For everyone who’s asking me “where do we go from here?”, some thoughts:
Yesterday was the day that the myth of American democracy died. That doesn’t mean we quit, it just means facing reality. That is where we are. Grieve it, but see it for what it is.
Then note this: 100 million people didn’t vote in 2016. We must convert as many as possible to voters by November, while also understanding that the regime we’re living under now is going to do everything it can— including criminal conduct never before seen here— to maintain power.
If you haven’t educated yourself yet on combating systemic racism and oppression in daily life, do it now. Read the books of Ijeoma Oluo and Ibram X. Kendi. Follow Michael Harriot and Bree Newsome and The Root and so many others.
Understand that what got us here was a fundamental failure to reconcile the rot of slavery and genocide at the root of this nation, and that Trump is merely a symptom of that, not the root cause. That battle is ongoing, as it has been since the dawn of America.
Understand too that racism, misogyny, xenophobia, homophobia and transphobia, ableism are tools that were deployed by the right and by Russia to destroy democratic values, and not to put too fine a point on it, to destroy lives.

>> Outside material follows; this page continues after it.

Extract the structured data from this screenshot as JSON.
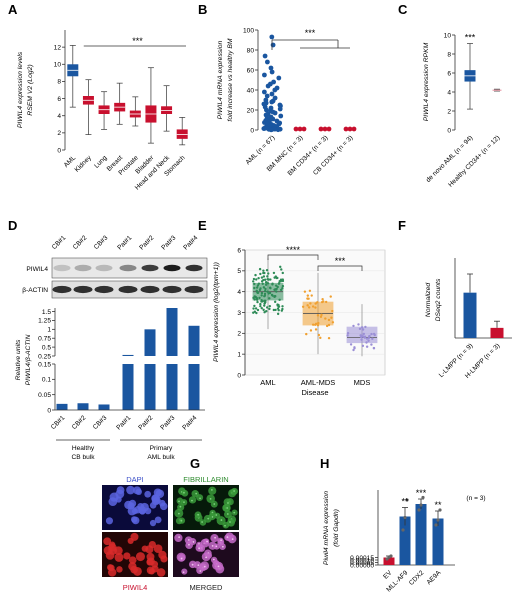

They will continue to be until we dismantle them.
Those in power will not stop playing on hate to divide and conquer us. Hate is a national security issue as well as a systemic and interpersonal one, and it weakens us from the inside out. Learn how to fight it every time you see it—in yourself, others, in candidates, in the world
Engage in community with like-minded people. Create pockets of safety to grieve, to speak your mind, to collaborate and organize. Find inspiration in folks like LaTosha Brown and Melanie Campbell who are out in the streets and the halls of power every day fighting for justice.
Organize for 2020 and beyond like your life and the lives of everyone you know (and don’t know) depends on it, because it does.

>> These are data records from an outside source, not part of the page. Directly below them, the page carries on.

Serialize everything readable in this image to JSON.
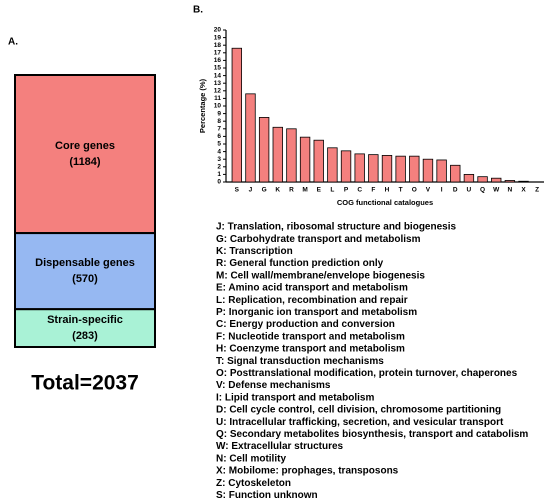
{
  "chart_data": [
    {
      "type": "block",
      "panel_label": "A.",
      "categories": [
        "Core genes",
        "Dispensable genes",
        "Strain-specific"
      ],
      "values": [
        1184,
        570,
        283
      ],
      "value_labels": [
        "(1184)",
        "(570)",
        "(283)"
      ],
      "colors": [
        "#f4807e",
        "#96b8f2",
        "#a9f2d6"
      ],
      "annotation": "Total=2037"
    },
    {
      "type": "bar",
      "panel_label": "B.",
      "y_label": "Percentage (%)",
      "x_label": "COG functional catalogues",
      "categories": [
        "S",
        "J",
        "G",
        "K",
        "R",
        "M",
        "E",
        "L",
        "P",
        "C",
        "F",
        "H",
        "T",
        "O",
        "V",
        "I",
        "D",
        "U",
        "Q",
        "W",
        "N",
        "X",
        "Z"
      ],
      "values": [
        17.6,
        11.6,
        8.5,
        7.2,
        7.0,
        5.9,
        5.5,
        4.5,
        4.1,
        3.7,
        3.6,
        3.5,
        3.4,
        3.4,
        3.0,
        2.9,
        2.2,
        1.0,
        0.7,
        0.5,
        0.2,
        0.1,
        0
      ],
      "color": "#f4807e",
      "ylim": [
        0,
        20
      ],
      "yticks": [
        0,
        1,
        2,
        3,
        4,
        5,
        6,
        7,
        8,
        9,
        10,
        11,
        12,
        13,
        14,
        15,
        16,
        17,
        18,
        19,
        20
      ],
      "annotations": [
        "J: Translation, ribosomal structure and biogenesis",
        "G: Carbohydrate transport and metabolism",
        "K: Transcription",
        "R: General function prediction only",
        "M: Cell wall/membrane/envelope biogenesis",
        "E: Amino acid transport and metabolism",
        "L: Replication, recombination and repair",
        "P: Inorganic ion transport and metabolism",
        "C: Energy production and conversion",
        "F: Nucleotide transport and metabolism",
        "H: Coenzyme transport and metabolism",
        "T: Signal transduction mechanisms",
        "O: Posttranslational modification, protein turnover, chaperones",
        "V: Defense mechanisms",
        "I: Lipid transport and metabolism",
        "D: Cell cycle control, cell division, chromosome partitioning",
        "U: Intracellular trafficking, secretion, and vesicular transport",
        "Q: Secondary metabolites biosynthesis, transport and catabolism",
        "W: Extracellular structures",
        "N: Cell motility",
        "X: Mobilome: prophages, transposons",
        "Z: Cytoskeleton",
        "S: Function unknown"
      ]
    }
  ]
}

Find joy where you can. Don’t be afraid to engage with it. Dance with your kids. Commune with your friends. Engage with nature and take time for silence. Appreciate how precious life is, how lucky we are, truly, to get to live it, and how fragile it all is too, right now.
And when things get worse (because they will), keep organizing, keep speaking the truth, keep working for change, keep looking power in the eye, keep fighting back in whatever way you can.
Now listen up: there’s a space inside each of us that they can’t take or access or buy or destroy. It’s the space of real power, the inherent worthiness that each of us came in here with, the space of bravery and determination, the well we tap when everything else runs dry.
We each must find it now. The will to keep going. The courage to do things that scare us because we know they are right. The groundedness in knowing we are all connected and the ferocious drive to manifest justice and righteousness in the world. We each must find it, and share it
It’s a day to get real about what’s ahead. And to understand that we must go to the place of courage we didn’t know we had, and compel others to do the same. Organize. Speak to your neighbors and friends. Create safety. Fight back. Educate yourself and others. Love hard.
What LaTosha Brown posted on Thursday was right, as always: “we who believe in freedom cannot rest until it comes.”
Go with courage. And keep going. That’s what I’ve got.
PS. Read these books.
Originally posted on Twitter. Re-posted with permission.
I have a different view on this. When a crook gets away with a crime, justice doesn’t die. Similarly just because Trump will be acquitted, democracy didn’t die.
And by that reasoning, we really don’t need to ask ourselves “where do we go from here” because we are not at a cross roads at all. Rather we are marching on a path to protect America from a corrupt and treasonous President. We took that path when Trump got elected, we were on that path when Mueller investigated and when House impeached – and we are still on that path and we will continue to march forward on that path.
Remember, the House can impeach the President as many times as it wants to. There isn’t even a concept of double jeopardy in impeachment. The House will continue to assert its oversight authority and it has time now to call on the courts to get the blocked documents and witnesses.
And I hope Pelosi will take to the mic after the acquittal and publicly state that the House will do this again if Trump abuses his power again.
And of course I agree we need to try every possible avenue to oust Trump, and besides spontaneous combustion, the 2020 elections are our best bet.